KINGWOOD — Preston County Commissioners want to know more about the state’s plans for reclaimed roads.

“I received multiple pictures that four-wheel-drive trucks were having trouble with ruts. These are bus routes. These are roads that they reclaimed,” Commission President Samantha Stone said Tuesday. “With a little bit of rain, within days these ruts were massive.”

She contacted the State Division of Highways (DOH), which “immediately” fixed some of the ruts, Stone said.

Stone said one taxpayer asked that taxes be lowered on his home because it now sits on a gravel road, not tar and chipped. Assessor Connie Ervin said she hasn’t been contacted about it.

“It’s a fair question,” Commissioner Dave Price said.

The discussion began at the commission’s weekly meeting after County Administrator Kathy Mace proposed setting up a Zoom meeting with the new District 4 engineer and other DOH officials.

Mace said as winter approaches it might be good to meet, “just to go over what happened in the spring and summer and what we can look forward to.”
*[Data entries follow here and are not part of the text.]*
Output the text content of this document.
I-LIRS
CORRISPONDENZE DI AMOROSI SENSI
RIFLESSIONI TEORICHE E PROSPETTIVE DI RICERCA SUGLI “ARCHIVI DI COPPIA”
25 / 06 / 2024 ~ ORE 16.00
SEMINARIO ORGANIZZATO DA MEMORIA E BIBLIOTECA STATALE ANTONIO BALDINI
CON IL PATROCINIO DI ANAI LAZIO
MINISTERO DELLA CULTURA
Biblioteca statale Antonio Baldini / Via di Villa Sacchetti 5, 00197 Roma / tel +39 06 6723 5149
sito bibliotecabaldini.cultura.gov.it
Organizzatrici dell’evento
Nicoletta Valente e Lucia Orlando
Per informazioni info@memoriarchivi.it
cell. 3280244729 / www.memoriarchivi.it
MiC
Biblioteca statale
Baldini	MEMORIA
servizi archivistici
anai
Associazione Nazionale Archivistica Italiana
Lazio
“We are now fielding more calls about what people can anticipate on some of these reclaimed roadways for winter time care,” Mace said.

Price said he has also heard horror stories about the reclaimed roads.

During reclamation, a milling machine grinds the existing material to three to four inches. A grader then slopes the road and a roller compacts it. Finally stone is applied.

In some instances tar and chip or paving is added later. But the DOH told the newspaper last week it won’t be able to do that this fiscal year to all 24 roads being reclaimed in Preston County and it may take several years.

As previously reported, the DOH plans to reclaim a total of 46 miles in Preston. The procedure is cheaper than paving or tar and chip.

Roads are selected based on their average daily travel, typically less than 100 vehicles, according to the DOH.

To be reclaimed are Centenary-Mountaindale, Teets, Eisentrout, Cherry Grove-Mountaindale, Seese, Henry Collins, Spiker, Shaw Hill, Mount Nebo/Bull Run, John Miller, Beech Run, Pell Hollow, Irish Ridge, Stoney Run, Mountain Vista/Vargo, Burke, Stone Hollow, Chestnut Ridge, Birch Root, Red Rock, Hog Back, Herb Harsh, Terra Alta Lake, Burnside Camp and Afton.

The DOH was “very vague” about what comes next for the reclaimed roads, Stone said. Sometimes a good gravel road is good enough, she said.

“But I do believe that we are regressing when we take some of these roads back to different things. Some of these roads are very dangerous left in the condition in which they are. We just have to know what the end game is on these roads. People deserve to know,” she said.

As for winter, “I think they’re hoping it will freeze up so that they’re not down to the axle,” in mud, Price said.